Ukrainian President Volodymyr Zelensky has left Washington with US$325-million more in military aid from U.S. President Joe Biden, including additional cluster munitions and anti-aircraft missiles, but infighting among congressional Republicans is jeopardizing the continuation of American support for Kyiv’s war effort.
Mr. Zelensky made a whirlwind visit to the U.S. capital Thursday, with stops at Congress, the Pentagon and the White House in a bid to shore up backing among the top funder of his country’s defence against Russia’s invasion.
The visit, his second to Washington, followed speeches to the United Nations General Assembly and Security Council in New York earlier in the week. The Ukrainian President is next expected to address the Canadian Parliament in Ottawa on Friday.
Mr. Biden used the occasion to present Mr. Zelensky with the latest allocation of defence help: “We’re supporting a just and lasting peace, one that respects Ukraine’s sovereignty and territorial integrity,” the U.S. President said after ushering his Ukrainian counterpart, clad in military green, into the Oval Office.
“When it comes to weapons, we will discuss everything, with a special emphasis on air defence,” Mr. Zelensky said, underlining both how a lack of air support has hampered his military’s current counteroffensive and the devastation of Russian cruise missile attacks on Ukrainian cities.
But whether Ukraine will receive any further aid depends on fraught budget talks in Congress. The money Mr. Biden announced Thursday was from previously-allocated funds. To sustain Ukraine’s defence until the end of the year, legislators are considering a further US$24-billion outlay. So far, the U.S. has sent about US$113-billion to Ukraine since Moscow launched the full-scale war in February of last year.
While there is broad, bipartisan support in Congress for helping Ukraine, a minority on the right of the Republican House caucus wants to stop the funds. This, among other issues, has prevented House Speaker Kevin McCarthy from moving forward on any budget bills so far, setting the stage for a potential government shutdown later this month. Mr. McCarthy does not want to push forward any spending plan without the support of the right-wingers for fear they would otherwise try to oust him.
The Speaker gave Mr. Zelensky a relatively chilly reception at the Capitol, declining to join Democratic House Leader Hakim Jeffries in welcoming him before a closed-door meeting with a group of law makers.

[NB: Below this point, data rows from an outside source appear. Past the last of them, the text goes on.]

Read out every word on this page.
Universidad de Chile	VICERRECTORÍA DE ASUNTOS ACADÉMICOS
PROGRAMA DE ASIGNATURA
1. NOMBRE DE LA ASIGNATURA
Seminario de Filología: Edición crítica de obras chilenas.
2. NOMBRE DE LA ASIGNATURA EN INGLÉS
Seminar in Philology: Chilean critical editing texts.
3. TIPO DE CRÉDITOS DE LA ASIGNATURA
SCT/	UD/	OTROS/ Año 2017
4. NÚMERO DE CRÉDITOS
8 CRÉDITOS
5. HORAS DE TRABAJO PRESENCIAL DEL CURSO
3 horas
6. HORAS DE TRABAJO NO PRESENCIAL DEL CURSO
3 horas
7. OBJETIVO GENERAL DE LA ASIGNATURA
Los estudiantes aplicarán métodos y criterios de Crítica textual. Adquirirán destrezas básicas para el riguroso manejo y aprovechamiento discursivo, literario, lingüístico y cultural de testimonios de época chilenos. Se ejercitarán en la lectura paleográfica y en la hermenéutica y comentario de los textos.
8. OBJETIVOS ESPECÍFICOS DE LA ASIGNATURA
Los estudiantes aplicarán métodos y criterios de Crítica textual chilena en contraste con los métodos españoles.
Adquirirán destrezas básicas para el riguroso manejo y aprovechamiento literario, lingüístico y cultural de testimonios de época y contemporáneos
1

Mr. McCarthy told reporters that he had denied Mr. Zelensky’s request to make a speech to both chambers of Congress, as the Ukrainian President previously did last December, because “we just didn’t have the time” and “he’s already given a joint session.”
The Speaker also would not commit to supporting more military aid: “Look, we’ve got to get our fiscal house taken care of here in America.”
The Senate proved a friendlier place for the Ukrainian President, with both Democratic and Republican leaders, Chuck Schumer and Mitch McConnell, greeting him ahead of a private sit-down with all members of the chamber.
“American support for Ukraine is not charity. It’s an investment in our own direct interests,” said Mr. McConnell, one of Kyiv’s staunchest supporters in Congress, in a speech before the meeting.
Ukraine’s efforts to lock down further U.S. support have been hurt by corruption within its defence ministry, which paid inflated prices for food and weapons, and slower-than-expected progress in push back Russian forces in recent months.
In a letter to Mr. Biden, several Republican legislators framed the spending on Ukraine as a waste of funds: “The American people deserve to know what their money has gone to,” read the missive, spearheaded by Ohio Senator J.D. Vance.
Ukraine’s President, however, stuck an optimistic note: “I felt trust between us. It allowed us to have frank and constructive dialogue,” he said of his congressional meetings.
Mr. Biden also dismissed concerns that legislators won’t move ahead with the spending: “I’m counting on the good judgment of the United sates Congress. There is no alternative,” he said after a second meeting in which Mr. Zelensky briefed members of the U.S. cabinet.
Ramping up the importance of U.S. aid, Poland on Wednesday announced it would stop sending military help to its neighbour. Poland, one of Ukraine’s most important allies and recipient of a major wave of refugees, is in the middle of both an election campaign and a trade dispute over Ukrainian grain.
Asked about Warsaw’s move on Thursday, Mr. Zelensky took the high road: “I’m grateful to Polish people, to the Polish society, for their support. That’s it.”